Interview mit Eberhard Diepgen

"Politiker dürfen nicht immer die Deppen sein"

Eberhard Diepgen (68, CDU), hat im Zuge der Bankenaffäre sein Amt als Regierender Bürgermeister verloren. Mit Diepgen sprach Christina Brüning über das Karlsruher Urteil und seine Lehren aus der Bankenaffäre.

Berliner Morgenpost: Herr Diepgen, was sagen Sie zum Urteil?

Eberhard Diepgen: Die Klarlegungen aus Karlsruhe waren überfällig. Es war notwendig, den Straftatbestand der Untreue klarer zu definieren und vor tagespolitischen und auch emotionalen Auslegungen zu bewahren. Zum anderen freue ich mich für die Betroffenen, die auch darunter gelitten haben, dass die Staatsanwaltschaft ganz offensichtlich in diesem Verfahren den Versuch einer weiten Auslegung der Untreue unternommen hat.
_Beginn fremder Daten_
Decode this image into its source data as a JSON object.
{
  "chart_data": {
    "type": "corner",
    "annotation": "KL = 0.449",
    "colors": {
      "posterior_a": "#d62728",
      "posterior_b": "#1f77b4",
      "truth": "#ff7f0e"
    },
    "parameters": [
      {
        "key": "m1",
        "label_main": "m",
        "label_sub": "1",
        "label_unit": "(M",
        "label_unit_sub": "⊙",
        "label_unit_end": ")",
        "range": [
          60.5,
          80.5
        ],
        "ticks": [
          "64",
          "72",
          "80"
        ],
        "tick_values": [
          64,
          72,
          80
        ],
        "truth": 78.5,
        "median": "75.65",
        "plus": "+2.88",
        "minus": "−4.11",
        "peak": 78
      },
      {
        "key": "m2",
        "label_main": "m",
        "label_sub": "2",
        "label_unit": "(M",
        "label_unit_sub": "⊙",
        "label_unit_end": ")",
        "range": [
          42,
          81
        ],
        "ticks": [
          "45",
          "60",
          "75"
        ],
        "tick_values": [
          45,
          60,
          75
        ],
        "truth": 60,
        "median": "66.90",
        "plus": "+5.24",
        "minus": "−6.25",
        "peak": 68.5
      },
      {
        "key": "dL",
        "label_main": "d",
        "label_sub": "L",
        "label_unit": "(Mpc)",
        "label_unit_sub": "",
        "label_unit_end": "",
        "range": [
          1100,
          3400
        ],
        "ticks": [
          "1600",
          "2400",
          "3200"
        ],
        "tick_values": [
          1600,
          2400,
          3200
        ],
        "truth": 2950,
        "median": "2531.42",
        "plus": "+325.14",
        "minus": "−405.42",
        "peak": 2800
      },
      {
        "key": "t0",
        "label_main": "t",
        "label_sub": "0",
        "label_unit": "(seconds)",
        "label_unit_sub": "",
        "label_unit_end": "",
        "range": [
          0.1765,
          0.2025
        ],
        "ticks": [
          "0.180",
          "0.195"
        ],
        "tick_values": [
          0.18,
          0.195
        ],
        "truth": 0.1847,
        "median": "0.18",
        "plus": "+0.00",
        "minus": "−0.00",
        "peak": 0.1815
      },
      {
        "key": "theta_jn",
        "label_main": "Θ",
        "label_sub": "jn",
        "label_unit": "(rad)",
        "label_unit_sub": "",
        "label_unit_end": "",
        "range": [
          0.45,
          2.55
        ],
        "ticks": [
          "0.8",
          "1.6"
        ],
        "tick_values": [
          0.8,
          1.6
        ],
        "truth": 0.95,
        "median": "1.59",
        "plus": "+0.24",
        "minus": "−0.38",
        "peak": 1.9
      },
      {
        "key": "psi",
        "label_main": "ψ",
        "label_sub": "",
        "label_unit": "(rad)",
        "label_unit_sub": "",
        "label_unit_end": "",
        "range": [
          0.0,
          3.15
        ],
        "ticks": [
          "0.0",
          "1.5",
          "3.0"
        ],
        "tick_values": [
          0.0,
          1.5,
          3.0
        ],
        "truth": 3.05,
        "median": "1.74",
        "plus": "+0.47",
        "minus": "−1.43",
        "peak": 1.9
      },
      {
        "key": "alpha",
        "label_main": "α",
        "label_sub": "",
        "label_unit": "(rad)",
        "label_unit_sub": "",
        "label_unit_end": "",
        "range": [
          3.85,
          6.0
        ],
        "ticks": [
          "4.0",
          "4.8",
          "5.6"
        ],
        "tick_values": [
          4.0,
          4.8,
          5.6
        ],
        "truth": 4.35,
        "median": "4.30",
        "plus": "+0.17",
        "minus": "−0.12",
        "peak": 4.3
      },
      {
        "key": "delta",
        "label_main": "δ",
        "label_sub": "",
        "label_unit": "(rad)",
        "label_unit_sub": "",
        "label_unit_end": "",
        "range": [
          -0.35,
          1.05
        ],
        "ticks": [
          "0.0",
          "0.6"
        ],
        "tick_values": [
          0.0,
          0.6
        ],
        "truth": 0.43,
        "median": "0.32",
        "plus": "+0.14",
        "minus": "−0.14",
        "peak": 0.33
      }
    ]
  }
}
Im konkreten Fall ist - so das Verfassungsrecht - ein Schaden nicht ausreichend nachgewiesen worden.

Berliner Morgenpost: Empfinden Sie Genugtuung?

Eberhard Diepgen: Der Rechtsstaat hat sich bewährt. Ich hatte auch mit einer Grundsatzentscheidung des Gerichtes gerechnet. Genugtuung? Nur ein klein bisschen. Die abschließende Bewertung des Arbeit der früheren Landesbank steht noch bevor. Die politische Diskussion wird angesichts des Urteils wieder aufflammen.

Berliner Morgenpost: War das ganze Verfahren über die Jahre für Sie auch ein politischer Prozess?

Eberhard Diepgen: Ich bin bei diesem Thema vorsichtig. Aber - dass eine politische Beurteilung und die politische Diskussion insbesondere bei dem Verhalten der Staatsanwaltschaft eine Rolle spielte, scheint mir offensichtlich.

Berliner Morgenpost: Die öffentliche Meinung hat das Verfahren beeinflusst?

Eberhard Diepgen: Die Diskussion über den gesamten Sachverhalt der Krise der Landesbank Berlin ist sehr emotional geführt worden. Auch in der Beschreibung der Folgen und der möglichen Schäden war die Diskussion selten sachlich. Die behaupteten Größenordnungen waren immer ein Instrument der parteipolitischen Auseinandersetzung. Ich sage Ihnen voraus: Bei einer sachgemäßen weiteren Bearbeitung insbesondere hinsichtlich der Immobilienwerte, die dem Land Berlin gehören, wird sich die Frage des Schadens noch völlig anders darstellen als 2001 und auch heute. Die Grundstücke, die jetzt dem Land gehören, sind im Wert zum Teil erwartungsgemäß gestiegen.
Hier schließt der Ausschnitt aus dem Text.